Among them is a 28-year-old woman who died under torture in the western city of Khan Shehoun, according to the British-based Syrian Observatory for Human Rights.
Security forces arrested more than 150 others in the industrial Harasta suburb of the capital, Damascus.
Meanwhile four demonstrators were killed in the central city of Homs, and two others were killed in Talbisseh, north of the city. This is according to Local Coordination Committees, which group activists on the ground.
(Read more on GlobalPost: Syria protesters encouraged by success of Libya rebels)
Four European nations and the United States on Wednesday drafted a U.N. resolution for sanctions targeting President Bashar al-Assad and his inner circle.
Agence France-Presse said it targeted those "responsible for or complicit in ordering, controlling, or otherwise directing, violent repression against the civilian population in Syria."
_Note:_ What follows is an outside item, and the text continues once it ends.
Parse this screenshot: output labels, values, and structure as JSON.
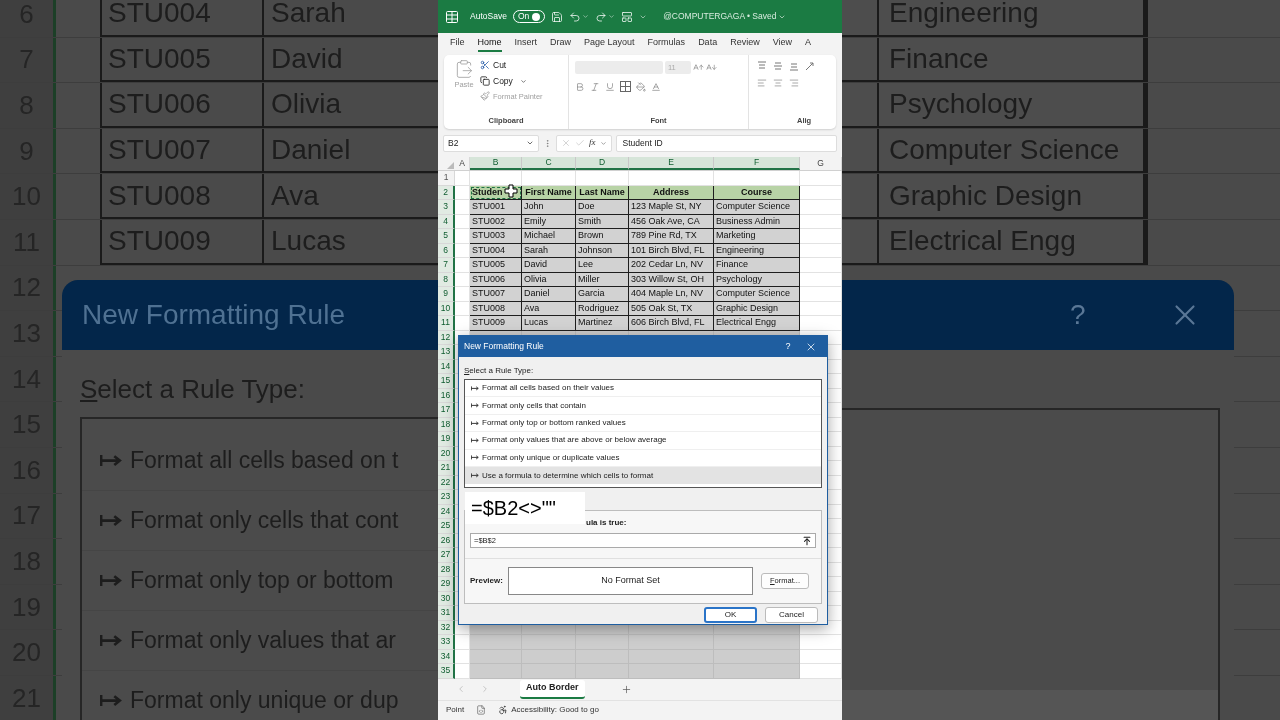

Meanwhile Iranian President Mahmoud Ahmadinejad, a main ally of Assad, called for dialogue between Damascus and the opposition.
The Associated Press said the European Union a day earlier froze the assets of an Iranian military unit, saying it had assisted the Syrian regime's deadly crackdown on protesters.
The U.N. has previously said that Assad's regime could be guilty of crimes against humanity.
It estimates that more than 2,200 people have been killed since protests began in Syria in mid-March.